Well before that the Cubs had many chances to blow out the pesky Nats but couldn't do it.

"This is a couple games in a row where we've had opportunities, and we haven't taken advantage of them," said manager Lou Piniella, whose team is 15-8 and has lost two straight. "A backup catcher got a hold of a high fastball, and that was that."

The Cubs wasted a 7-inning pitching performance by starter Ryan Dempster who righted himself after giving up a 2-run homer in the first to Nick Johnson.

The offense left 10 runners stranded and ran itself out of a couple of innings.

Shortstop Ryan Theriot was caught trying to steal third base in the third after doubling home Reed Johnson with one out. Derrek Lee walked, and Aramis Ramirez singled, but the Cubs came away with nothing.

Both Piniella and Theriot stood by the play.

"He's fine with that," said the manager. "He picked a good pitch to run on. It was a changeup. He just got thrown out."
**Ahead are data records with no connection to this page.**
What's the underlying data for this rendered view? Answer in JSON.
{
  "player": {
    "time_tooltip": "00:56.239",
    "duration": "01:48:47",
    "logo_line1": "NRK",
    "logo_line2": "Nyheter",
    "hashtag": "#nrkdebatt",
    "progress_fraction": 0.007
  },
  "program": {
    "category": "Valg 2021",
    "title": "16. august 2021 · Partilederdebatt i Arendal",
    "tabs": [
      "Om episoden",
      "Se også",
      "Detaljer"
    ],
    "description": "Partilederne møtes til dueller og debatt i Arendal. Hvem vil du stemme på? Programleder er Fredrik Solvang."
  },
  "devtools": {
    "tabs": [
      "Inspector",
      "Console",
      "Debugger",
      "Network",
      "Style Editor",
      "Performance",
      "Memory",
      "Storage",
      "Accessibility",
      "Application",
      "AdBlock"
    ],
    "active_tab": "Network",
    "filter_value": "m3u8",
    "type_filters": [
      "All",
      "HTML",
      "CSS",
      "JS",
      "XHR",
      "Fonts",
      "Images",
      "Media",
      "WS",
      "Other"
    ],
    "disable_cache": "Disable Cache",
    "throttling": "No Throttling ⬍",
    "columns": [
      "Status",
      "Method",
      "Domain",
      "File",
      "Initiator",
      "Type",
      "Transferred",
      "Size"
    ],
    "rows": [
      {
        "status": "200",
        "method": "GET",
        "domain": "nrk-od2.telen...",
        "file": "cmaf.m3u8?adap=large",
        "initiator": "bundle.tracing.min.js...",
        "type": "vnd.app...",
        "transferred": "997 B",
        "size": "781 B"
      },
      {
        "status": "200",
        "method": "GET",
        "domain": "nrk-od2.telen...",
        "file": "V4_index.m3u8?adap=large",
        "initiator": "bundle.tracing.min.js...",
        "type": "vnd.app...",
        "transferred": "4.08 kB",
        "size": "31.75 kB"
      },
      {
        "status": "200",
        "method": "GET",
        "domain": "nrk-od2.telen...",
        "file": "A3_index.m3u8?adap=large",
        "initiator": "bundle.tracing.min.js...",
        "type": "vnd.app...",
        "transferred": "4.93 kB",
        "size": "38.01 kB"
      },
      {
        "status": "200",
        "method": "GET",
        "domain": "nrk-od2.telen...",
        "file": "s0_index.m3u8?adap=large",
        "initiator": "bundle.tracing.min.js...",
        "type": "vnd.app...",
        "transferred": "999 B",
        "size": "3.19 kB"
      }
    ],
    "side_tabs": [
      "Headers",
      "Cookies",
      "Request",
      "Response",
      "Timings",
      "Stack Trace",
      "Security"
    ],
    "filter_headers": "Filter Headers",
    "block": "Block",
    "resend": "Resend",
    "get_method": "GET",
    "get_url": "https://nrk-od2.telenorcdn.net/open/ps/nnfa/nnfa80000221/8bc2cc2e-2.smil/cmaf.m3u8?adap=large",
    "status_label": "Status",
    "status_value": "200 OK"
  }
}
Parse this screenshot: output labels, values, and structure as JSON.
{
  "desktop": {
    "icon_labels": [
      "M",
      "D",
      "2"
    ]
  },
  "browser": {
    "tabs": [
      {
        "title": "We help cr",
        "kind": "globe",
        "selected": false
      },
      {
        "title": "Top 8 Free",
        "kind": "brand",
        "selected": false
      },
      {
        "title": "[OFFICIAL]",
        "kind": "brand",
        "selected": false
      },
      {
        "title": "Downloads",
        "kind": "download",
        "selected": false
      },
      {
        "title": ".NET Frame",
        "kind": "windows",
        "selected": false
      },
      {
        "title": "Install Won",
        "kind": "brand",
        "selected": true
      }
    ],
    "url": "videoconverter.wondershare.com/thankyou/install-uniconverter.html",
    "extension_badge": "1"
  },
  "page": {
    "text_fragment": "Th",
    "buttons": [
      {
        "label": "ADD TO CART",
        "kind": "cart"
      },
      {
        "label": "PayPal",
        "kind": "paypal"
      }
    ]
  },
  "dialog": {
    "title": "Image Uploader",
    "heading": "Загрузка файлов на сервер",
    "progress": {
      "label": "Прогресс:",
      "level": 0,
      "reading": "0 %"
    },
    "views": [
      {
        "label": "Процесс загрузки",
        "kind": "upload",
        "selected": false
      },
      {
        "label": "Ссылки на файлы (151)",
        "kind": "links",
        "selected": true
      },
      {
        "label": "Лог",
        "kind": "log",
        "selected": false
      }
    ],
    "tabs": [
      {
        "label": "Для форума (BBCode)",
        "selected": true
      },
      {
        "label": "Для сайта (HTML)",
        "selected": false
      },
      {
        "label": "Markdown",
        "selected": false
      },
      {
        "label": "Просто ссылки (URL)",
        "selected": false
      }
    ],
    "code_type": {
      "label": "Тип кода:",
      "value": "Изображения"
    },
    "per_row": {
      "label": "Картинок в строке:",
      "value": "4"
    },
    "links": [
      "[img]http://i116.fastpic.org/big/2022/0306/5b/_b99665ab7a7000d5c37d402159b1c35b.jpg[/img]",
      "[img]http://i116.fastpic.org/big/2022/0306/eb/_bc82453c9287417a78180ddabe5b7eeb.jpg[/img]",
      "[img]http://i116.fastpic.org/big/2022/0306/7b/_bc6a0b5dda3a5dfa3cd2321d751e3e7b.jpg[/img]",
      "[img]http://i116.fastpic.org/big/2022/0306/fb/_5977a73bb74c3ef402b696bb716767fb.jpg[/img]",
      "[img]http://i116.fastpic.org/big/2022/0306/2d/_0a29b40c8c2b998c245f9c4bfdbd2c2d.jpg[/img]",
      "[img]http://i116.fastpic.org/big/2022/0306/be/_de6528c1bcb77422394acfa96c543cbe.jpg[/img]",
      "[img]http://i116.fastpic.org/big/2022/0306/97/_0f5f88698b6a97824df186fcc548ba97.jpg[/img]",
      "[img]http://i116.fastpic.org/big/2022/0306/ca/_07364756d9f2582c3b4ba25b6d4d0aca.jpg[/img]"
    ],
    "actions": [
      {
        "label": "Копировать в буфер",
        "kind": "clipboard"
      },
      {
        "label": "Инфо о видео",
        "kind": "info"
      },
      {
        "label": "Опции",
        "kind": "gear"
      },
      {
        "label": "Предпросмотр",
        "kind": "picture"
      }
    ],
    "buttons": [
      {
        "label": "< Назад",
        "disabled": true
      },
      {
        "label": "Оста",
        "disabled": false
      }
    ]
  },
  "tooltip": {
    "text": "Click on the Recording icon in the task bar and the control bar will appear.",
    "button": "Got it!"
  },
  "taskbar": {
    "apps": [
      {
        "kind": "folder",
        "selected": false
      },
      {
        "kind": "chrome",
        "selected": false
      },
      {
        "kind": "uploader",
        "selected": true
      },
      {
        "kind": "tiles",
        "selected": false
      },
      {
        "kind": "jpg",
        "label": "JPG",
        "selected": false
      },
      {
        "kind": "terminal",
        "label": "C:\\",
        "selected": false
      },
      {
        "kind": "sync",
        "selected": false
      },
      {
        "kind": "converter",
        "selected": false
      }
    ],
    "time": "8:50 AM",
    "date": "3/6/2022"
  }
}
In the seventh, with the Cubs down 3-2, Theriot singled with one out and was caught trying to steal second as Lee was called out on strikes.

"I got the green light on both of them," said Theriot, who is 5-for-10 in steal attempts. "The last one was a no-brainer. You've got to go right there. The first one, I saw changeup. I saw the grip, and I was going."
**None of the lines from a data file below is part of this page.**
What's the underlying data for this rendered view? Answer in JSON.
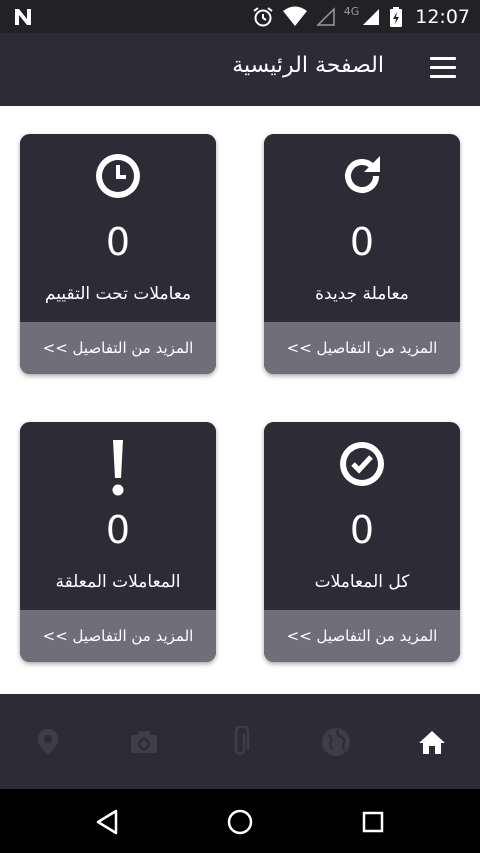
{
  "status_bar": {
    "time": "12:07",
    "network_type": "4G",
    "icons": [
      "notification-n-icon",
      "alarm-icon",
      "wifi-icon",
      "signal-empty-icon",
      "signal-icon",
      "battery-charging-icon"
    ]
  },
  "header": {
    "title": "الصفحة الرئيسية",
    "menu_icon": "hamburger-menu-icon"
  },
  "cards": [
    {
      "icon": "refresh-icon",
      "count": "0",
      "label": "معاملة جديدة",
      "footer": "المزيد من التفاصيل >>"
    },
    {
      "icon": "clock-icon",
      "count": "0",
      "label": "معاملات تحت التقييم",
      "footer": "المزيد من التفاصيل >>"
    },
    {
      "icon": "check-circle-icon",
      "count": "0",
      "label": "كل المعاملات",
      "footer": "المزيد من التفاصيل >>"
    },
    {
      "icon": "exclamation-icon",
      "count": "0",
      "label": "المعاملات المعلقة",
      "footer": "المزيد من التفاصيل >>"
    }
  ],
  "bottom_nav": {
    "items": [
      "home-icon",
      "globe-icon",
      "attachment-icon",
      "camera-icon",
      "location-pin-icon"
    ],
    "active": "home-icon"
  },
  "system_nav": [
    "back-icon",
    "home-circle-icon",
    "recents-icon"
  ],
  "colors": {
    "status_bar": "#212126",
    "app_bar": "#2b2c35",
    "card": "#2b2c35",
    "card_footer": "#6e6f78",
    "nav_inactive": "#3d3e48",
    "nav_active": "#ffffff"
  }
}
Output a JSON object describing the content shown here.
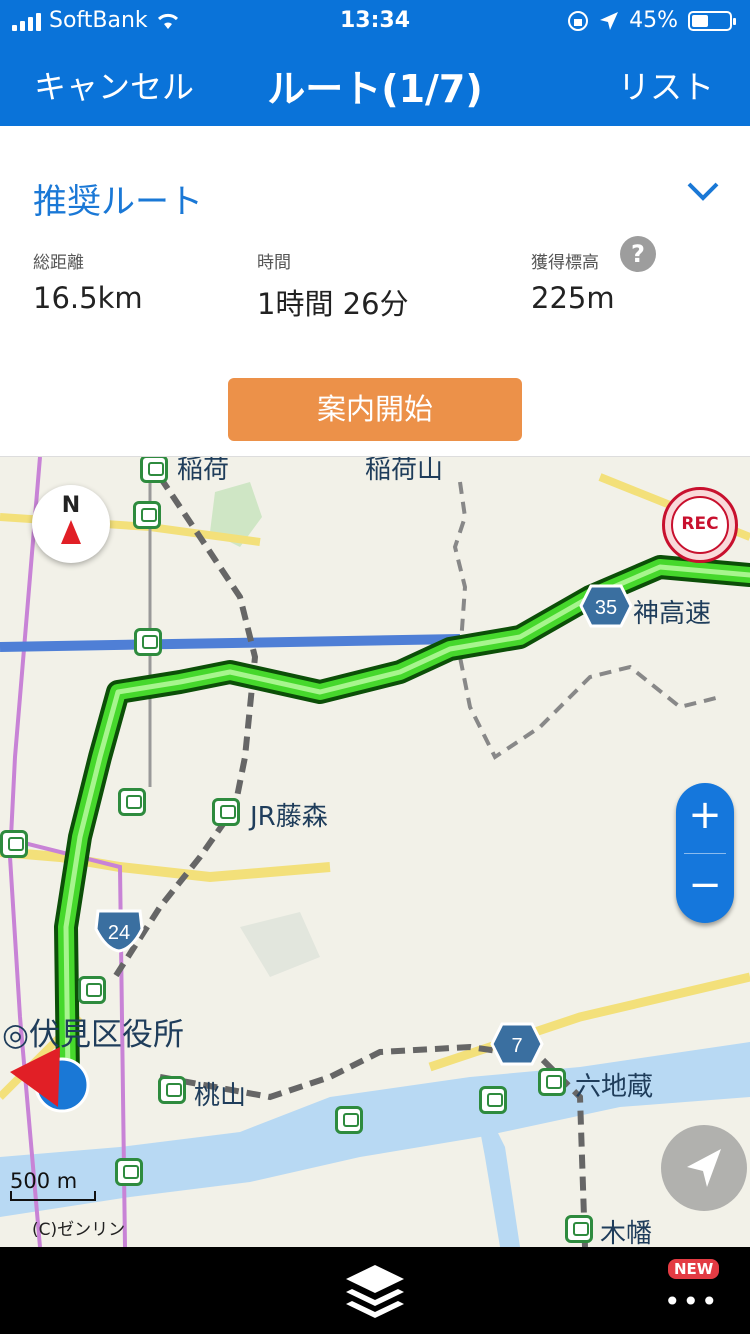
{
  "status": {
    "carrier": "SoftBank",
    "time": "13:34",
    "battery_text": "45%",
    "battery_level": 0.45
  },
  "nav": {
    "cancel": "キャンセル",
    "title": "ルート(1/7)",
    "list": "リスト"
  },
  "route": {
    "name": "推奨ルート",
    "distance_label": "総距離",
    "distance": "16.5km",
    "time_label": "時間",
    "time": "1時間 26分",
    "elevation_label": "獲得標高",
    "elevation": "225m",
    "help": "?",
    "start_button": "案内開始"
  },
  "map": {
    "compass": "N",
    "rec": "REC",
    "labels": {
      "inari": "稲荷",
      "inariyama": "稲荷山",
      "hanshin": "神高速",
      "jr_fujinomori": "JR藤森",
      "fushimi_ward": "◎伏見区役所",
      "momoyama": "桃山",
      "rokujizo": "六地蔵",
      "kohata": "木幡"
    },
    "routes": {
      "r35": "35",
      "r24": "24",
      "r7": "7"
    },
    "scale": "500 m",
    "copyright": "(C)ゼンリン",
    "zoom_in": "+",
    "zoom_out": "−",
    "colors": {
      "route": "#46d82c",
      "accent": "#0a73d9",
      "start_button": "#ec9149"
    }
  },
  "toolbar": {
    "new_badge": "NEW",
    "more": "•••"
  }
}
Piniella went through his bench in the eighth as the Cubs tied the game on pinch hitter Matt Murton's bases-loaded walk with one out. Murton was pinch hitting for Daryle Ward, who was pinch hitting for Ronny Cedeno.

After that, Piniella sent Henry Blanco up to bat for Dempster. When the Nationals countered with righty Saul Rivera, Piniella turned to Mike Fontenot, who struck out. Reed Johnson ended the inning with a groundout.

"We expect Fontenot to put the ball in play," Piniella said. "What are they (bench players) there for, to keep them for 14 innings? Try to get the game over in the eighth inning. We had every chance in the world to do it. We just didn't get it done."

The defensive play of the game was turned in by Johnson in center field. Felipe Lopez hit a ball toward the gap in left-center. Johnson raced after it, dived and caught the ball before hitting the padding on the outfield wall.

"Unbelievable," Theriot said. "It was the best play I've ever seen in person, maybe, the best play ever."

It all became moot in the ninth, when Austin Kearns led off with a sharp single to center on Howry's first pitch. After Willie Harris struck out, Nieves reached out and hit an opposite-field homer to right.

"It's a bad pitch," Howry said. "You don't want to go up and away from a guy because all he's got to do is get his arms extended. I tried to come up, and I wanted to be up and in."

Nationals 5, Cubs 3

At the plate: Ryan Theriot singled, doubled and walked but also was caught stealing twice. Aramis Ramirez singled twice and walked. Kosuke Fukudome singled and doubled.

On the mound: Reliever Bob Howry gave up the game winner, a 2-run homer in the ninth to Wil Nieves. Starter Ryan Dempster worked 7 innings, giving up 4 hits and 3 runs, 2 earned. He threw 108 pitches, 62 for strikes.